Before September 2021, The Chronicle and the Los Angeles Times led a data collection partnership of California media organizations, including the San Diego Union-Tribune, KQED, KPCC, CapRadio, Calmatters and Big Local News at Stanford University. Starting Sept. 3, 2021, the California Data Coalition switched its source for county virus data to counts released the California Department of Public Health. A one-time change in charts and totals occurred on the date of that change.

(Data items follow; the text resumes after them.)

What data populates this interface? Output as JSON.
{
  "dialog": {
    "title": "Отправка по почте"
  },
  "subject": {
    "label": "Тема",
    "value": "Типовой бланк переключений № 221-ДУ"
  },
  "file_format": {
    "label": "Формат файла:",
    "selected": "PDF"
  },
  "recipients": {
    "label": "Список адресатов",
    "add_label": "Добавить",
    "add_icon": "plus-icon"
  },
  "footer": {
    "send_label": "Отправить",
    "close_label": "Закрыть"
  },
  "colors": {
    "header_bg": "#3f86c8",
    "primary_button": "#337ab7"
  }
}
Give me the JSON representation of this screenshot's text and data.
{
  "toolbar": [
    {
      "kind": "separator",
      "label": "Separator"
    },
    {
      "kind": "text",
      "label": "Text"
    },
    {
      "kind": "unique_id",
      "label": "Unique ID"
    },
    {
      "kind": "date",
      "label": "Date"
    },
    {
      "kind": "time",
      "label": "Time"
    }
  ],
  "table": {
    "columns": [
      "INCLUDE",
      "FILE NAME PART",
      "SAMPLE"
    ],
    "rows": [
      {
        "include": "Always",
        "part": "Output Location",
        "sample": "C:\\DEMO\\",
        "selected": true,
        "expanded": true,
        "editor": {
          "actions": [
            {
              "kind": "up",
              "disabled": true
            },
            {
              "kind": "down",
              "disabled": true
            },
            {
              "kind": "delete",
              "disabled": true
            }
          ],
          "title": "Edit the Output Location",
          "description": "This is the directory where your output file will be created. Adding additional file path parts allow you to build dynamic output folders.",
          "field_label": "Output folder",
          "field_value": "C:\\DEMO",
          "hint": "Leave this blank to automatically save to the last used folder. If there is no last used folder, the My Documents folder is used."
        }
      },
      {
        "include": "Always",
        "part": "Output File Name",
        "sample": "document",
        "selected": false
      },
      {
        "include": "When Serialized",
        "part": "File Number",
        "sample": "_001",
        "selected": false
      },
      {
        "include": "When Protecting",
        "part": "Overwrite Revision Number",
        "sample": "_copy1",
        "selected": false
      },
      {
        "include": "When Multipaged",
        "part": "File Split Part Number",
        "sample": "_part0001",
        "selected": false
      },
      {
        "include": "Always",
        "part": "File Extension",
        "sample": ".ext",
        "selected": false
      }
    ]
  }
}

Data collection at the outset of the pandemic was completed manually, four times each day. This count was able to collect figures far ahead of any state-led tally. Once the state’s data improved, the coalition moved to end its own collection. The source update on Sept. 3 resulted in a one-time change to charts and figures on this page. Questions can be sent to our team here .
Findings signal earlier start to U.S. outbreak: An autopsy report showing that the first death linked to COVID-19 happened Feb. 6 in Santa Clara County and not Feb. 26 in Washington supports research indicating that the outbreak began in the United States much earlier than we knew and before health officials began tracking data.
There were 300 cases reported in the Bay Area when shelter-in-place orders were put in place on March 16. But studies and disease models suggest that more than 10,000 people in the Bay Area likely were infected by then. That research, along with the earlier death identified in Santa Clara County, indicates how far behind the U.S. was in recognizing the outbreak of the virus.